Building a Comprehensive Home Care Platform
Founded in 2022 by Angelina Clarke, Michael Kapps, and Renato Tilkian, Sanii has built an end-to-end platform that organizes the full lifecycle of home care delivery. Its technology supports recruitment, training, shift and schedule management, remote monitoring,, and back-office operations for caregivers working in patients’ homes. The goal is to bring efficiency and professionalism to a segment that has historically been fragmented, informal and highly dependent on manual processes.
Enhancing Quality of Care and Patient Experience
Sanii positions its service as a way for older adults to remain safely in their own homes while receiving structured and monitored care. The platform aims to improve quality of life by standardizing procedures, tracking visits, and enabling better communication among caregivers, families, and health partners. The company reports more than 38,000 visits per year and 450,000 hours of care delivered, signaling growing traction for its model.

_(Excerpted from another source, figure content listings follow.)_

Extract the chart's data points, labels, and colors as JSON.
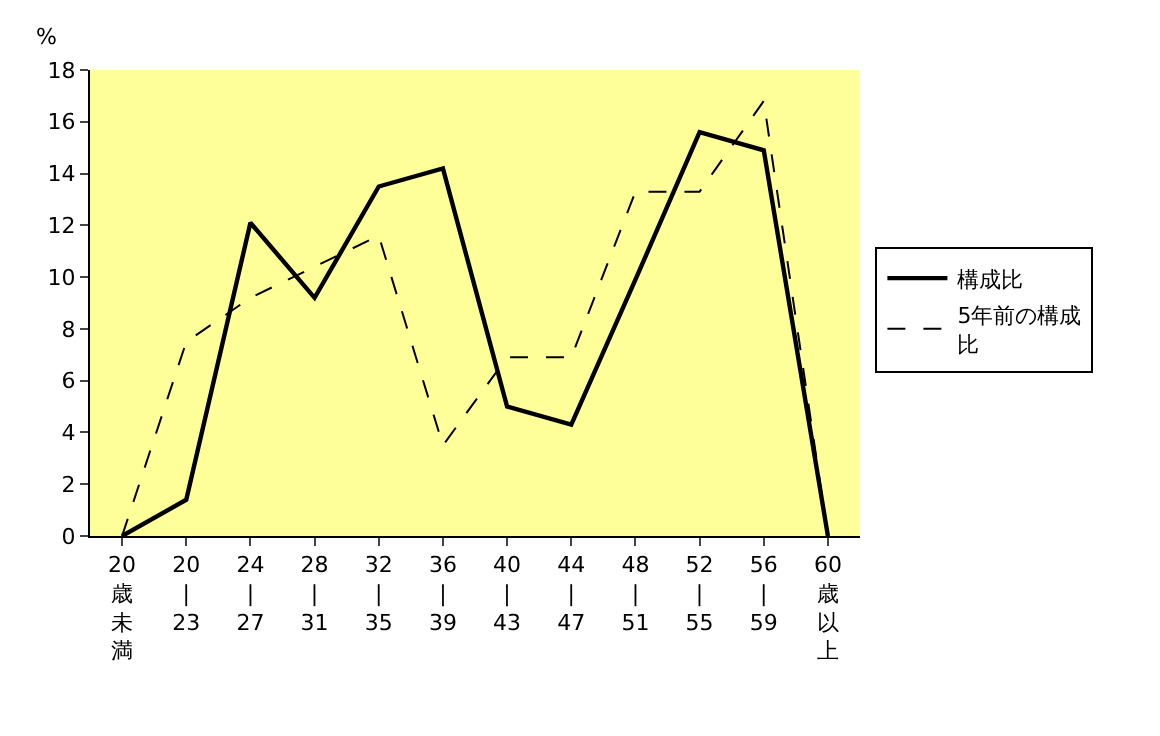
{
  "chart_data": {
    "type": "line",
    "ylabel": "%",
    "categories": [
      "20歳未満",
      "20\n|\n23",
      "24\n|\n27",
      "28\n|\n31",
      "32\n|\n35",
      "36\n|\n39",
      "40\n|\n43",
      "44\n|\n47",
      "48\n|\n51",
      "52\n|\n55",
      "56\n|\n59",
      "60歳以上"
    ],
    "series": [
      {
        "name": "構成比",
        "color": "#000000",
        "line_style": "solid",
        "values": [
          0,
          1.4,
          12.1,
          9.2,
          13.5,
          14.2,
          5.0,
          4.3,
          9.9,
          15.6,
          14.9,
          0
        ]
      },
      {
        "name": "5年前の構成比",
        "color": "#000000",
        "line_style": "dashed",
        "values": [
          0,
          7.5,
          9.2,
          10.4,
          11.6,
          3.5,
          6.9,
          6.9,
          13.3,
          13.3,
          16.8,
          0
        ]
      }
    ],
    "ylim": [
      0,
      18
    ],
    "yticks": [
      0,
      2,
      4,
      6,
      8,
      10,
      12,
      14,
      16,
      18
    ],
    "grid": false,
    "legend": "right",
    "marker": "none"
  }
}
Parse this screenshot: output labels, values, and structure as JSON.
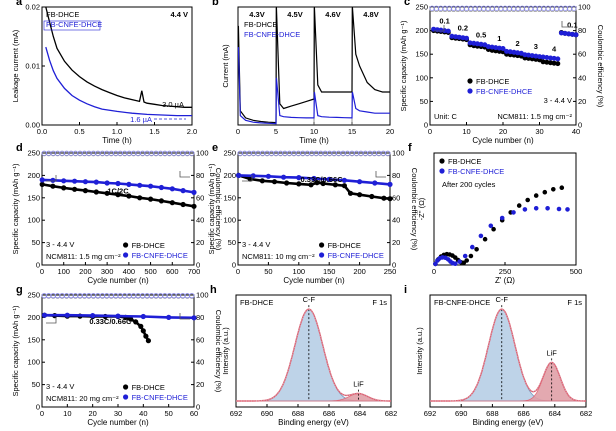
{
  "colors": {
    "black": "#000000",
    "blue": "#1f1fd6",
    "ce_black": "#999999",
    "ce_blue": "#8c8cf0",
    "xps_blue": "#b8cfe6",
    "xps_red": "#e0a0a8",
    "xps_envelope": "#e06070"
  },
  "chart_data": [
    {
      "panel": "a",
      "type": "line",
      "xlabel": "Time (h)",
      "ylabel": "Leakage current (mA)",
      "xlim": [
        0,
        2
      ],
      "ylim": [
        0,
        0.02
      ],
      "xticks": [
        "0.0",
        "0.5",
        "1.0",
        "1.5",
        "2.0"
      ],
      "yticks": [
        "0.00",
        "0.01",
        "0.02"
      ],
      "series": [
        {
          "name": "FB-DHCE",
          "color": "black",
          "x": [
            0.05,
            0.1,
            0.15,
            0.2,
            0.3,
            0.4,
            0.5,
            0.6,
            0.7,
            0.8,
            0.9,
            1.0,
            1.1,
            1.2,
            1.3,
            1.33,
            1.36,
            1.4,
            1.5,
            1.6,
            1.7,
            1.8,
            1.9,
            2.0
          ],
          "y": [
            0.02,
            0.0175,
            0.015,
            0.013,
            0.0108,
            0.0093,
            0.0082,
            0.0073,
            0.0066,
            0.006,
            0.0055,
            0.005,
            0.0046,
            0.0043,
            0.004,
            0.0058,
            0.0039,
            0.0037,
            0.0035,
            0.0033,
            0.0032,
            0.0031,
            0.003,
            0.003
          ]
        },
        {
          "name": "FB-CNFE-DHCE",
          "color": "blue",
          "x": [
            0.05,
            0.1,
            0.15,
            0.2,
            0.3,
            0.4,
            0.5,
            0.6,
            0.7,
            0.8,
            1.0,
            1.2,
            1.4,
            1.6,
            1.8,
            2.0
          ],
          "y": [
            0.0132,
            0.011,
            0.0092,
            0.0079,
            0.0062,
            0.005,
            0.0042,
            0.0036,
            0.0031,
            0.0027,
            0.0023,
            0.002,
            0.0018,
            0.0017,
            0.0016,
            0.0016
          ]
        }
      ],
      "annotations": [
        "4.4 V",
        "3.0 µA",
        "1.6 µA"
      ]
    },
    {
      "panel": "b",
      "type": "line",
      "xlabel": "Time (h)",
      "ylabel": "Current (mA)",
      "xlim": [
        0,
        20
      ],
      "ylim": [
        0,
        0.5
      ],
      "xticks": [
        "0",
        "5",
        "10",
        "15",
        "20"
      ],
      "voltages": [
        "4.3V",
        "4.5V",
        "4.6V",
        "4.8V"
      ],
      "series": [
        {
          "name": "FB-DHCE",
          "color": "black",
          "x": [
            0.05,
            0.3,
            1,
            2,
            3,
            4,
            5,
            5.05,
            5.5,
            6,
            7,
            8,
            9,
            10,
            10.05,
            10.5,
            11,
            12,
            13,
            14,
            15,
            15.05,
            15.5,
            16,
            17,
            18,
            19,
            20
          ],
          "y": [
            0.42,
            0.06,
            0.03,
            0.02,
            0.015,
            0.012,
            0.01,
            0.5,
            0.09,
            0.07,
            0.08,
            0.09,
            0.1,
            0.11,
            0.5,
            0.17,
            0.14,
            0.14,
            0.14,
            0.14,
            0.14,
            0.5,
            0.3,
            0.25,
            0.18,
            0.15,
            0.14,
            0.14
          ]
        },
        {
          "name": "FB-CNFE-DHCE",
          "color": "blue",
          "x": [
            0.05,
            0.3,
            1,
            2,
            3,
            4,
            5,
            5.05,
            5.5,
            6,
            7,
            8,
            9,
            10,
            10.05,
            10.5,
            11,
            12,
            13,
            14,
            15,
            15.05,
            15.5,
            16,
            17,
            18,
            19,
            20
          ],
          "y": [
            0.33,
            0.04,
            0.02,
            0.012,
            0.009,
            0.007,
            0.006,
            0.2,
            0.04,
            0.035,
            0.032,
            0.031,
            0.03,
            0.03,
            0.14,
            0.04,
            0.035,
            0.033,
            0.032,
            0.031,
            0.03,
            0.14,
            0.07,
            0.06,
            0.055,
            0.05,
            0.05,
            0.05
          ]
        }
      ]
    },
    {
      "panel": "c",
      "type": "scatter",
      "xlabel": "Cycle number (n)",
      "ylabel": "Specific capacity (mAh g⁻¹)",
      "y2label": "Coulombic efficiency (%)",
      "xlim": [
        0,
        40
      ],
      "ylim": [
        0,
        250
      ],
      "y2lim": [
        0,
        100
      ],
      "xticks": [
        "0",
        "10",
        "20",
        "30",
        "40"
      ],
      "yticks": [
        "0",
        "50",
        "100",
        "150",
        "200",
        "250"
      ],
      "y2ticks": [
        "0",
        "20",
        "40",
        "60",
        "80",
        "100"
      ],
      "rates": [
        "0.1",
        "0.2",
        "0.5",
        "1",
        "2",
        "3",
        "4",
        "0.1"
      ],
      "series": [
        {
          "name": "FB-DHCE",
          "color": "black",
          "values": [
            200,
            199,
            198,
            197,
            196,
            185,
            184,
            183,
            182,
            181,
            170,
            168,
            167,
            166,
            165,
            160,
            158,
            157,
            156,
            155,
            150,
            149,
            148,
            147,
            146,
            142,
            141,
            140,
            139,
            138,
            134,
            133,
            132,
            131,
            130,
            196,
            194,
            193,
            192,
            191
          ]
        },
        {
          "name": "FB-CNFE-DHCE",
          "color": "blue",
          "values": [
            203,
            202,
            201,
            200,
            199,
            188,
            187,
            186,
            185,
            184,
            174,
            173,
            172,
            171,
            170,
            166,
            165,
            164,
            163,
            162,
            156,
            155,
            154,
            153,
            152,
            149,
            148,
            147,
            146,
            145,
            144,
            143,
            142,
            141,
            140,
            195,
            194,
            193,
            192,
            191
          ]
        }
      ],
      "ce": {
        "FB-DHCE": 98,
        "FB-CNFE-DHCE": 99
      },
      "labels": [
        "Unit: C",
        "NCM811: 1.5 mg cm⁻²",
        "3 - 4.4 V",
        "FB-DHCE",
        "FB-CNFE-DHCE"
      ]
    },
    {
      "panel": "d",
      "type": "scatter",
      "xlabel": "Cycle number (n)",
      "ylabel": "Specific capacity (mAh g⁻¹)",
      "y2label": "Coulombic efficiency (%)",
      "xlim": [
        0,
        700
      ],
      "ylim": [
        0,
        250
      ],
      "y2lim": [
        0,
        100
      ],
      "xticks": [
        "0",
        "100",
        "200",
        "300",
        "400",
        "500",
        "600",
        "700"
      ],
      "yticks": [
        "0",
        "50",
        "100",
        "150",
        "200",
        "250"
      ],
      "y2ticks": [
        "0",
        "20",
        "40",
        "60",
        "80",
        "100"
      ],
      "series": [
        {
          "name": "FB-DHCE",
          "color": "black",
          "x": [
            1,
            50,
            100,
            150,
            200,
            250,
            300,
            350,
            400,
            450,
            500,
            550,
            600,
            650,
            700
          ],
          "y": [
            180,
            176,
            172,
            169,
            166,
            163,
            160,
            157,
            154,
            150,
            147,
            143,
            139,
            135,
            131
          ]
        },
        {
          "name": "FB-CNFE-DHCE",
          "color": "blue",
          "x": [
            1,
            50,
            100,
            150,
            200,
            250,
            300,
            350,
            400,
            450,
            500,
            550,
            600,
            650,
            700
          ],
          "y": [
            190,
            189,
            188,
            187,
            186,
            185,
            183,
            182,
            180,
            178,
            176,
            173,
            170,
            166,
            162
          ]
        }
      ],
      "ce": {
        "FB-DHCE": 99.5,
        "FB-CNFE-DHCE": 99.8
      },
      "labels": [
        "1C/2C",
        "3 - 4.4 V",
        "NCM811: 1.5 mg cm⁻²",
        "FB-DHCE",
        "FB-CNFE-DHCE"
      ]
    },
    {
      "panel": "e",
      "type": "scatter",
      "xlabel": "Cycle number (n)",
      "ylabel": "Specific capacity (mAh g⁻¹)",
      "y2label": "Coulombic efficiency (%)",
      "xlim": [
        0,
        250
      ],
      "ylim": [
        0,
        250
      ],
      "y2lim": [
        0,
        100
      ],
      "xticks": [
        "0",
        "50",
        "100",
        "150",
        "200",
        "250"
      ],
      "yticks": [
        "0",
        "50",
        "100",
        "150",
        "200",
        "250"
      ],
      "y2ticks": [
        "0",
        "20",
        "40",
        "60",
        "80",
        "100"
      ],
      "series": [
        {
          "name": "FB-DHCE",
          "color": "black",
          "x": [
            1,
            20,
            40,
            60,
            80,
            100,
            120,
            130,
            140,
            160,
            175,
            185,
            200,
            220,
            240,
            250
          ],
          "y": [
            200,
            192,
            188,
            186,
            183,
            181,
            179,
            184,
            182,
            179,
            177,
            160,
            157,
            153,
            149,
            148
          ]
        },
        {
          "name": "FB-CNFE-DHCE",
          "color": "blue",
          "x": [
            1,
            25,
            50,
            75,
            100,
            125,
            150,
            175,
            200,
            225,
            250
          ],
          "y": [
            200,
            199,
            198,
            196,
            195,
            193,
            191,
            189,
            186,
            183,
            180
          ]
        }
      ],
      "ce": {
        "FB-DHCE": 99.5,
        "FB-CNFE-DHCE": 99.8
      },
      "labels": [
        "0.33C/0.66C",
        "3 - 4.4 V",
        "NCM811: 10 mg cm⁻²",
        "FB-DHCE",
        "FB-CNFE-DHCE"
      ]
    },
    {
      "panel": "f",
      "type": "scatter",
      "xlabel": "Z' (Ω)",
      "ylabel": "-Z'' (Ω)",
      "xlim": [
        0,
        500
      ],
      "ylim": [
        0,
        500
      ],
      "xticks": [
        "0",
        "250",
        "500"
      ],
      "series": [
        {
          "name": "FB-DHCE",
          "color": "black",
          "x": [
            5,
            15,
            25,
            35,
            45,
            55,
            65,
            75,
            85,
            95,
            105,
            115,
            130,
            150,
            180,
            210,
            240,
            270,
            300,
            330,
            360,
            390,
            420,
            450
          ],
          "y": [
            5,
            25,
            38,
            45,
            48,
            47,
            42,
            33,
            22,
            12,
            10,
            20,
            40,
            70,
            115,
            160,
            200,
            235,
            265,
            290,
            310,
            325,
            338,
            345
          ]
        },
        {
          "name": "FB-CNFE-DHCE",
          "color": "blue",
          "x": [
            5,
            12,
            20,
            30,
            40,
            50,
            58,
            66,
            75,
            90,
            110,
            135,
            165,
            200,
            240,
            280,
            320,
            360,
            400,
            440,
            470
          ],
          "y": [
            5,
            20,
            30,
            34,
            32,
            25,
            15,
            8,
            6,
            15,
            40,
            80,
            130,
            175,
            210,
            235,
            248,
            253,
            253,
            250,
            248
          ]
        }
      ],
      "labels": [
        "After 200 cycles",
        "FB-DHCE",
        "FB-CNFE-DHCE"
      ]
    },
    {
      "panel": "g",
      "type": "scatter",
      "xlabel": "Cycle number (n)",
      "ylabel": "Specific capacity (mAh g⁻¹)",
      "y2label": "Coulombic efficiency (%)",
      "xlim": [
        0,
        60
      ],
      "ylim": [
        0,
        250
      ],
      "y2lim": [
        0,
        100
      ],
      "xticks": [
        "0",
        "10",
        "20",
        "30",
        "40",
        "50",
        "60"
      ],
      "yticks": [
        "0",
        "50",
        "100",
        "150",
        "200",
        "250"
      ],
      "y2ticks": [
        "0",
        "20",
        "40",
        "60",
        "80",
        "100"
      ],
      "series": [
        {
          "name": "FB-DHCE",
          "color": "black",
          "x": [
            1,
            5,
            10,
            15,
            20,
            25,
            30,
            33,
            35,
            37,
            39,
            40,
            41,
            42
          ],
          "y": [
            205,
            204,
            203,
            203,
            202,
            202,
            202,
            200,
            196,
            190,
            180,
            170,
            158,
            148
          ]
        },
        {
          "name": "FB-CNFE-DHCE",
          "color": "blue",
          "x": [
            1,
            10,
            20,
            30,
            40,
            50,
            60
          ],
          "y": [
            205,
            205,
            204,
            203,
            202,
            200,
            199
          ]
        }
      ],
      "ce": {
        "FB-DHCE": 99,
        "FB-CNFE-DHCE": 99.5
      },
      "labels": [
        "0.33C/0.66C",
        "3 - 4.4 V",
        "NCM811: 20 mg cm⁻²",
        "FB-DHCE",
        "FB-CNFE-DHCE"
      ]
    },
    {
      "panel": "h",
      "type": "area",
      "title": "FB-DHCE",
      "tag": "F 1s",
      "xlabel": "Binding energy (eV)",
      "ylabel": "Intensity (a.u.)",
      "xlim": [
        692,
        682
      ],
      "xticks": [
        "692",
        "690",
        "688",
        "686",
        "684",
        "682"
      ],
      "peaks": [
        {
          "label": "C-F",
          "center": 687.3,
          "height": 1.0,
          "width": 0.9
        },
        {
          "label": "LiF",
          "center": 684.1,
          "height": 0.08,
          "width": 0.6
        }
      ]
    },
    {
      "panel": "i",
      "type": "area",
      "title": "FB-CNFE-DHCE",
      "tag": "F 1s",
      "xlabel": "Binding energy (eV)",
      "ylabel": "Intensity (a.u.)",
      "xlim": [
        692,
        682
      ],
      "xticks": [
        "692",
        "690",
        "688",
        "686",
        "684",
        "682"
      ],
      "peaks": [
        {
          "label": "C-F",
          "center": 687.4,
          "height": 1.0,
          "width": 0.85
        },
        {
          "label": "LiF",
          "center": 684.2,
          "height": 0.42,
          "width": 0.55
        }
      ]
    }
  ]
}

AI and Specialized Care Expansion
With the new funding, Sanii plans to push further into the interior and coastal regions of São Paulo and to strengthen partnerships with hospitals and clinics. A significant portion of the capital will support the rollout of Care IA, a new system built on Google’s Gemini AI, designed to optimize the match between caregivers and patients. The tool will consider profile, experience and specific clinical needs, while also monitoring care quality, detecting patterns and supporting continuous training.
In parallel, the company intends to broaden its portfolio with more specialized services for complex conditions. The roadmap includes dedicated offerings for frailty, Alzheimer’s disease, palliative dementia care, and post-acute recovery after events such as stroke, hip or femur fractures, and prolonged hospital stays. Over time, Sanii wants to evolve into a full home health ecosystem that integrates medicines, vaccines, diagnostic tests, physiotherapy, dental care, and internet-of-things solutions such as cameras with computer vision and sensors.
Investor Vision and Gender Diversity Focus
Sororitê Ventures, which backs startups with gender-diverse founding teams, sees Sanii as aligned with both its impact thesis and financial return expectations. The fund plans to support 22 startups led by teams with at least one woman founder over the next four years, using capital and network to amplify their scale. For Sororitê, Sanii’s data-driven approach to elderly care, combined with its diverse leadership, represents a strong bet on transforming a critical segment of Brazil’s health landscape.
Sanii’s follow-on round marks a new phase in its ambition to reshape elderly care in Brazil through technology and structured home services. By combining AI-powered matching, remote monitoring and specialized clinical offerings, the startup is moving beyond simple caregiver matching toward an integrated home health infrastructure. If it delivers on its expansion and product roadmap, Sanii could become a reference point in the elderly care market in Brazil and potentially across Latin America.